I need to solve this equation. I know how to solve the homogeneous side, but when I get to the non-homogeneous it becomes a problem.
$$ a_n = 7a_{n-1}- 10a_{n-2}+5^n-6$$
So far I have this
$$ a_n = 7a_{n-1}- 10a_{n-2}$$
$$ \frac{r^n}{r^{n-2}} = \frac{7r^{n-1}}{r^{n-2}}- \frac{10r^{n-2}}{r^{n-2}}$$
Then the characteristic equation for the homogeneous part is $$ r^2 = 7r - 10 $$ where $ r_1=2, r_2=5$.

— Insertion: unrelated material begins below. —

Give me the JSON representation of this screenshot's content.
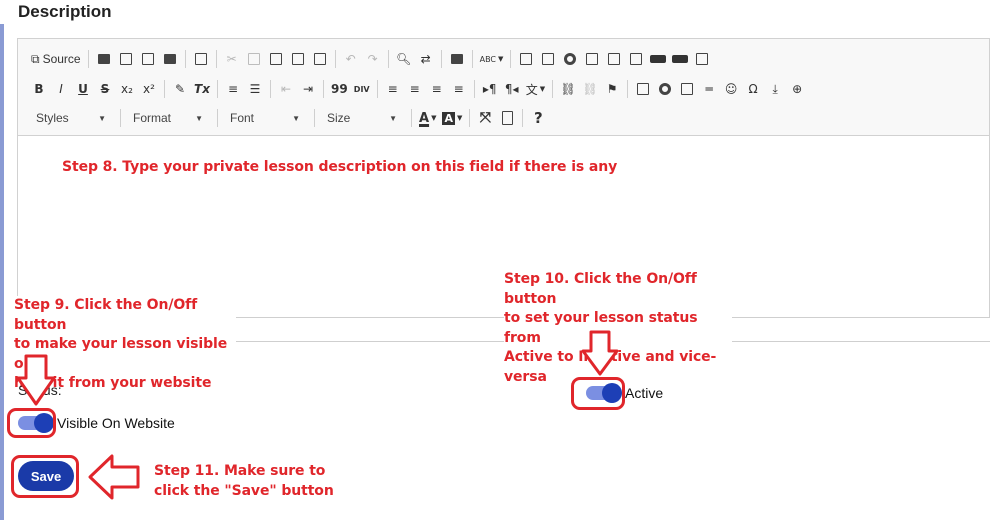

So the homogeneous part is
$$ a_n^h=\alpha_1r_1^n + \alpha_2r_2^n = \alpha_1(2)^n+\alpha_2(5)^n$$
and I think the equation of the non-homogeneous part should be
$$ a_n^p = A(5^n)n+B$$
$$An(5^n)+B = 7(A(5^{n-1})(n-1)+B) -10(A(5^{n-2})(n-2)+B)$$
$$An(5^n)+B = 7(A(5^{n-1})(n-1))+7B-10(A(5^{n-2})(n-2))-10B$$
And I know there's a way to find $A$ and $B$ easily with like terms, but I don't know if I can use it here or how to use it.